Audubon explored the Middle Atlantic states in 1829; two years later, he explored the Southeast to the Florida Keys. After he left Florida in 1832, Audubon continued north to Labrador and west to Texas to search for new birds for his last volumes. Birds of America was literally the biggest bird book the world had ever seen. Audubon portrayed 1065 birds, representing 489 species. The 435 magnificent engravings made from his watercolor drawings show birds life-size in natural habitats. Edge to edge, the grand elephant folio plates would paper one quarter of a mile.
The large and elaborate illustrations required the talents of more than one artist. Audubon first drew his specimens in watercolor. Joseph Mason, a gifted young painter whom Audubon met in 1820, provided the floral details which give many of the plates their grace. In Florida, George Lehman, a professional Swiss landscape artist accompanied Audubon. Lehman also composed one of the finest Florida plates, plate 321, which shows the "beautiful and singular" roseate spoonbill. Other details for later plates were the work of Maria Martin, the sister-in-law of Audubon's later collaborator, the Reverend John Bachman, whose two daughters married Audubon's sons.

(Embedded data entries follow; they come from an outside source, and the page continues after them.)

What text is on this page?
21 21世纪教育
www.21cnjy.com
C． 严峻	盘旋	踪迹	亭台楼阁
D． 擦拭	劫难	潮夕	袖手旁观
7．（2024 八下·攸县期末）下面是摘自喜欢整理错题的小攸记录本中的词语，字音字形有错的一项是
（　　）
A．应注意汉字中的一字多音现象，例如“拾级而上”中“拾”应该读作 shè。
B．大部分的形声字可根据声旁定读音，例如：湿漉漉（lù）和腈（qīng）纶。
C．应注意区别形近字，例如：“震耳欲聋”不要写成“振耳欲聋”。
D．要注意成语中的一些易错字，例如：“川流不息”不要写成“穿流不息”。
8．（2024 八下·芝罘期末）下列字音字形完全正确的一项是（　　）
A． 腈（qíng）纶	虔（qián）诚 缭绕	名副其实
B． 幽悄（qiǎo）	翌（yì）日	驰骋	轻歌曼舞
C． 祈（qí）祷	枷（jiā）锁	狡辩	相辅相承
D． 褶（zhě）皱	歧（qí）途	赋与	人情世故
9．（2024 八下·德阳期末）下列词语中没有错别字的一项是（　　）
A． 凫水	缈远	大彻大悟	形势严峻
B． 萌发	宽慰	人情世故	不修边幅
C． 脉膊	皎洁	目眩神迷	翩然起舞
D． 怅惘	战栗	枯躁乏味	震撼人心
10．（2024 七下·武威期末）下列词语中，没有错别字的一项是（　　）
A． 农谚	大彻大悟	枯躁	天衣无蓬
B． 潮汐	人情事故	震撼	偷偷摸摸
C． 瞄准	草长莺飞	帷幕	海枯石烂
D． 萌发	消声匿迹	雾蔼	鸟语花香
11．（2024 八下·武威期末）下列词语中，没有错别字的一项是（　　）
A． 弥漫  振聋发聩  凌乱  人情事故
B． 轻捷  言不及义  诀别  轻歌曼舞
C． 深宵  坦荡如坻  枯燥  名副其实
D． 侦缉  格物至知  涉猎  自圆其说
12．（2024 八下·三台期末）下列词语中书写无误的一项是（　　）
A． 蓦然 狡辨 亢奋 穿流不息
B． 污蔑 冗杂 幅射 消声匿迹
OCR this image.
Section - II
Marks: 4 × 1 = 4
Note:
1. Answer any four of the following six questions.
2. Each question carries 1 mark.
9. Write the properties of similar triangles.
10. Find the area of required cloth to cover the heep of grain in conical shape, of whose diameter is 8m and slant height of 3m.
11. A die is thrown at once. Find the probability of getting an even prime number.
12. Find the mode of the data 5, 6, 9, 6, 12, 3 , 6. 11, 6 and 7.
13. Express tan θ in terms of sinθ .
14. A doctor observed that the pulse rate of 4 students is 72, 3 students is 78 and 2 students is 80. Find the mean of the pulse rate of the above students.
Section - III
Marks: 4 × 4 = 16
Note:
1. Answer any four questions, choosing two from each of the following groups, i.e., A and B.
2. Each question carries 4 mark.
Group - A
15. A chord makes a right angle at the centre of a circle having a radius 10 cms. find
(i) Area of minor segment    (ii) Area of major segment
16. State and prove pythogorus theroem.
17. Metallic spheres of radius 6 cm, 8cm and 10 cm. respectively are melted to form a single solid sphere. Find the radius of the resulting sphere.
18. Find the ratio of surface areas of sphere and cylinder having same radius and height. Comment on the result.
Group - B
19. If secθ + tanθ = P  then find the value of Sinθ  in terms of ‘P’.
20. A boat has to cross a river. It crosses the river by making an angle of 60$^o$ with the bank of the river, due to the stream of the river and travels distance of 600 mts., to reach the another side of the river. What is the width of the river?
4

Audubon's hand-colored illustrations are beautiful, but are they "Drawn from Nature" as claimed on the bottom of each plate? In fact, Audubon and other nineteenth-century bird artists did not draw living birds. They sketched mounted birdskins. Audubon preferred to wire recently shot birds in life-like positions and to draw them immediately. To create the illusion of flight, he hung birds upside down so that the wings opened. He did not keep these specimens.